I fatti del resto non lasciavano alternative. Anche in Cina il clima, nell’ultimo decennio, si è discostato dalla ciclicità dei secoli passati. Le contee interne e del Nord, tra gli altipiani tibetani e la Manciuria, sono flagellate da catastrofici periodi di siccità. Le precipitazioni annue, dal 2001, sono diminuite del 37%. Nella zona di Pechino i giorni di vento sono saliti da una media di 136 a 178 all’anno. La capitale, nel 2010, è stata raggiunta da 56 tempeste di sabbia. Costi e danni economici sono incalcolabili. Uno studio dell’Accademia delle scienze ha rivelato che 5 milioni di abitanti della municipalità sono a rischio diretto entro i prossimi cinque anni. Sabbia, polveri sottili ed emissioni del carbone usato per industrie e riscaldamenti formano un cocktail mortale. La fascia agricola che circonda Pechino negli ultimi cinque anni si è ridotta del 12% e nella nazione vivono 400 milioni di eco-profughi. Sono i contadini costretti ad abbandonare la terra resa sterile dalla sabbia e dai veleni, pericolosamente ammassati oggi nelle metropoli.
"Mezzo secolo di follia – dice Zheng Guoguang, capo dell’ufficio meteorologico di Stato – ha prodotto mutamenti irreversibili. Deforestazione e desertificazione delle aree coltivate sono l’effetto immediatamente più pericoloso. Dove smettono di crescere alberi, cessa di scorrere l’acqua. Pechino è minacciata dal deserto: ma prima rischia di morire di sete". La popolazione della capitale è mobilitata. Il sindaco ha invitato ogni abitante ad acquistare e piantare un albero seguendo il tracciato della Grande Muraglia, che scorre pochi chilometri oltre la periferia.
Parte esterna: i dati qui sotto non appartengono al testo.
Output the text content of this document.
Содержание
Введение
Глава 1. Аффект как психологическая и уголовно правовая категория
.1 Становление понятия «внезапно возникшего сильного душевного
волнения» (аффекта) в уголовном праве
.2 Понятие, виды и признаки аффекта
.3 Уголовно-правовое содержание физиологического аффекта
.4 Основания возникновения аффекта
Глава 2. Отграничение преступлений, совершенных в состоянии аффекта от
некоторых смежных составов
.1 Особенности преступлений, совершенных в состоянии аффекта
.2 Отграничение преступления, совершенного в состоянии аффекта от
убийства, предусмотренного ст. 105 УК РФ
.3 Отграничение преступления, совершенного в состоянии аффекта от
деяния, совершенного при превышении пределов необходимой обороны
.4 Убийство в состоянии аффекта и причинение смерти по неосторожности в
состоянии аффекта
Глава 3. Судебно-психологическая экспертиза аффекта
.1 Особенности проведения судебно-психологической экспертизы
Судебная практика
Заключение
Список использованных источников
Ognuno potrà far crescere la pianta preferita, alberi da frutto compresi: questo primo tratto di nuova foresta si chiamerà "Bosco del millennio". Le autorità comuniste sperano che l’umidità generata dalla selva, respingendo la sabbia verso i deserti mongoli e russi, induca anche la formazione di nuvole e lo scarico di piogge. Il 90% delle antiche sorgenti imperiali è prossimo all’estinzione, i laghi Ming sono ridotti a spiagge di quarzo e i pechinesi temono di doversi concentrare presto sulla costa ad est di Tianjin. A meno che una foresta artificiale, nella culla della deforestazione asiatica, torni a salvare la nuova capitale del pianeta.